Is that a good thing—that traumatic context for considering an issue?
I don’t think it is. I just have to look at myself: Would I, as a member of the public, think about that issue? If this was not part of what I do—trying to solve crimes [and] trying to help people by gathering evidence, [with] some of that evidence being encrypted—I have to think about, would I even consider this issue in my day-to-day life? If this was not something that I do as part of my career, would I think about that?
And likely [I would] not. Likely, all I would know is that I see in the media. I [as a member of the general public] may not even pay attention to a media story if it didn’t personally affect me, or if I didn’t have an example with which I could relate. As a father myself, if it didn’t relate to me and my family, would I consider this issue?
I’m kind of curious what your opinion is. … How much do you think this resonates with people? Do you think they consider this as they go about their day-to-day lives?
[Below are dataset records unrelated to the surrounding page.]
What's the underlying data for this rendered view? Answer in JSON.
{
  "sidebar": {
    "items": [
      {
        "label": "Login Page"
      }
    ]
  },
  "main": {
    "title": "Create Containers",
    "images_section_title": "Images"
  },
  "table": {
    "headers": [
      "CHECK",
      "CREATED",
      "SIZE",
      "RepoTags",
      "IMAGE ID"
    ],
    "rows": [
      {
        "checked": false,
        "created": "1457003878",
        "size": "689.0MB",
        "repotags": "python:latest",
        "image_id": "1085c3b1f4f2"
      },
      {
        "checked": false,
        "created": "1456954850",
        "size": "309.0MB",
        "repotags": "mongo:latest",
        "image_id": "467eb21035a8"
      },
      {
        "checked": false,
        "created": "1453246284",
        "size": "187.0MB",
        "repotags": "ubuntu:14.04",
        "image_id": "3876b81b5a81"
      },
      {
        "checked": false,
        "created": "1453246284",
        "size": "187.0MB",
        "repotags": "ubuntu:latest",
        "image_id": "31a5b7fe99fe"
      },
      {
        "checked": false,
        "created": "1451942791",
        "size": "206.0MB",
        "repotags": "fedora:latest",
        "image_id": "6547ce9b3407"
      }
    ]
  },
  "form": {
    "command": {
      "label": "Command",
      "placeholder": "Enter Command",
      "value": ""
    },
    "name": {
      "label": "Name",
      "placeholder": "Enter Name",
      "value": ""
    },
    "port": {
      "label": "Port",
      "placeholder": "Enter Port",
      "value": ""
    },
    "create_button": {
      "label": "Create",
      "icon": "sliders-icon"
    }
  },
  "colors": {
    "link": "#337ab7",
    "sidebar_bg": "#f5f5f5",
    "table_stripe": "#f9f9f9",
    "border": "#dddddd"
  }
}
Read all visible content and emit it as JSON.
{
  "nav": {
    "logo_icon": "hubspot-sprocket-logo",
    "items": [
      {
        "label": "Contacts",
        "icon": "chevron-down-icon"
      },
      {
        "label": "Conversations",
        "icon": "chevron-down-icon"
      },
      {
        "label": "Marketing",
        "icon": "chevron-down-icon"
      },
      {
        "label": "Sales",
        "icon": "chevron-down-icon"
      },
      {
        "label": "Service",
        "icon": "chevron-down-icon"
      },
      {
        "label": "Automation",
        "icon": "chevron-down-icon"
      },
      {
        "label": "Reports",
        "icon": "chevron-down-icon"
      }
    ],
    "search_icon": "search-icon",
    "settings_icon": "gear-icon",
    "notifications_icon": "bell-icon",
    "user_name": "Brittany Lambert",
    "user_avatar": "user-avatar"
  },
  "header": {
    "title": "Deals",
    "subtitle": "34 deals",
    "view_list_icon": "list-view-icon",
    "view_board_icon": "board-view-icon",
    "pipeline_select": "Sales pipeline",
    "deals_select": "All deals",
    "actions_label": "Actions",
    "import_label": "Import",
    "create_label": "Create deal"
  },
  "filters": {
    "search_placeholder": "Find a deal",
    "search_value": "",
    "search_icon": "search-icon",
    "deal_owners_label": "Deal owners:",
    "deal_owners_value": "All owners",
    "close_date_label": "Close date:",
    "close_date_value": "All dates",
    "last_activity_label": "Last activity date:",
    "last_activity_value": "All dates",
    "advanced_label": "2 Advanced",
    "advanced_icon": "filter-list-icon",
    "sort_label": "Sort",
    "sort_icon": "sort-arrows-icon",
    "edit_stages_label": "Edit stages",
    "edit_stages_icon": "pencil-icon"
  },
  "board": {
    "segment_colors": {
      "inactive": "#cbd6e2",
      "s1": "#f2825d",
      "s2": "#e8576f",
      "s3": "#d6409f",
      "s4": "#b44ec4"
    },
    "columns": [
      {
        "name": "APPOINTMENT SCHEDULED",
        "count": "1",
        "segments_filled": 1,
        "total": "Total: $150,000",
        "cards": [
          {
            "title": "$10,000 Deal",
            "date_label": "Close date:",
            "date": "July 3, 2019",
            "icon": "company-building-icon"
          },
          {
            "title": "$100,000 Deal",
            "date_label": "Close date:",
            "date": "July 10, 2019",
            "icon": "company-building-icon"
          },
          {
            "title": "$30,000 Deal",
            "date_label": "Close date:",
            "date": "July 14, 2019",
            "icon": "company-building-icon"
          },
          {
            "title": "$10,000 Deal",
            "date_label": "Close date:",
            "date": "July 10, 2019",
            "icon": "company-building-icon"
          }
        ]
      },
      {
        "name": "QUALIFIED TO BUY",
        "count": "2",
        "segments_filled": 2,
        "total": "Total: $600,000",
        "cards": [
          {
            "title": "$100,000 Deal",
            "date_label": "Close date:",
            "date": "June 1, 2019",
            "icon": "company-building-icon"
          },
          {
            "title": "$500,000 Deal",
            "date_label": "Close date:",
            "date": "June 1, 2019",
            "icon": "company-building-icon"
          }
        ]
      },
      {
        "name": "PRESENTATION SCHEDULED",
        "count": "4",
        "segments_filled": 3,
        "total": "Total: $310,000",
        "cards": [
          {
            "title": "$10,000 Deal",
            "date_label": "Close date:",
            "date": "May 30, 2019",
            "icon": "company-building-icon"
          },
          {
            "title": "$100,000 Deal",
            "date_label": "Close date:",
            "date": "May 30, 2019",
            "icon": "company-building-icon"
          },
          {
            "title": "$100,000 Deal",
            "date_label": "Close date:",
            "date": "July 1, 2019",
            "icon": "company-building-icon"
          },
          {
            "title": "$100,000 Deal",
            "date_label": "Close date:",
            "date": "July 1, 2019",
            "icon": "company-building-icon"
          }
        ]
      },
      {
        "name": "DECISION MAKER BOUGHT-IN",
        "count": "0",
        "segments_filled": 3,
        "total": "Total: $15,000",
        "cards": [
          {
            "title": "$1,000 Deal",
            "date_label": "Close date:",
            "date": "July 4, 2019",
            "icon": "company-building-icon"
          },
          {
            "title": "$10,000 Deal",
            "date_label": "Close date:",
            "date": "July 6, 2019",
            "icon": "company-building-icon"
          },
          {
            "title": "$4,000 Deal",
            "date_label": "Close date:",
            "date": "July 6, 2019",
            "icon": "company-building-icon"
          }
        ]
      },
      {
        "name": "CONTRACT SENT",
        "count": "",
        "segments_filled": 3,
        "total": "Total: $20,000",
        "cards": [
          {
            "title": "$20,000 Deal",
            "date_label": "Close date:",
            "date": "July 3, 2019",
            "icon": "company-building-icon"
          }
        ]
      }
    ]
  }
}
I don’t. Polling is inconsistent. It’s not something that people feel is very tangible. All of these questions are about digital things that you don’t grasp until it really matters—until there’s a terrorist incident or until you need to protect your data. I will be very curious to see if this becomes more real to people than it already is.
I agree with you, and that’s what I was trying to get across. You put it more eloquently than I am. I’m not sure that people even think about this.
In part, I measure it—because I haven’t done a poll, but after I testified, people in the community [started] saying, ‘Hey, I saw your testimony. I never thought about that before.’ Or, ‘I never even knew about encryption.’ Or, ‘I never realized my phone was encrypted.’ Or, ‘I never realized that you couldn’t get this stuff off this’ phone. And I also hear a lot of people say, ‘Oh, well, you guys really have a way of getting this, don’t you? I know you’re saying this to make it easy, but if you really wanted to open up a phone in a murder case, you really could do it, right?’
I’m not sure that the public has thought through this.
Well, I guess we’ll have to see where this debate goes. Because you’re right that we don’t know.
I’m curious, what do you think?
About what people expect?
I mean, where do you think people are going to come down? Where do you think people are going to come down?
It’s hard for me to predict, because if you had asked me what national-security policy would look like before 9/11, I don’t know that I would have said that the public would embrace the Patriot Act. I think it is very dependent on circumstances. You mentioned before that you suspect there will eventually be a big tragedy. If that happens, I think this debate will become even more chaotic and unpredictable. I don’t know that I’m equipped to predict that.
I’m the same way. [And] I’m not saying something big. I’m saying something that will resonate with people. It doesn’t have to be something big. [It could resonate] for whatever reason: major media market, attractive victim. There’s lots of reasons why a certain thing will stick in people’s minds, or why, frankly, the media will grab onto a particular incident.
[But] if I had to predict, [I’d say] some incident like that will occur, for whatever reason, [that either] garners a lot of media attention or resonates with a large number of people, that will help to refine this issue. Without knowing what that incident is—that incident could be one that … who knows?
This interview has been condensed and edited for clarity.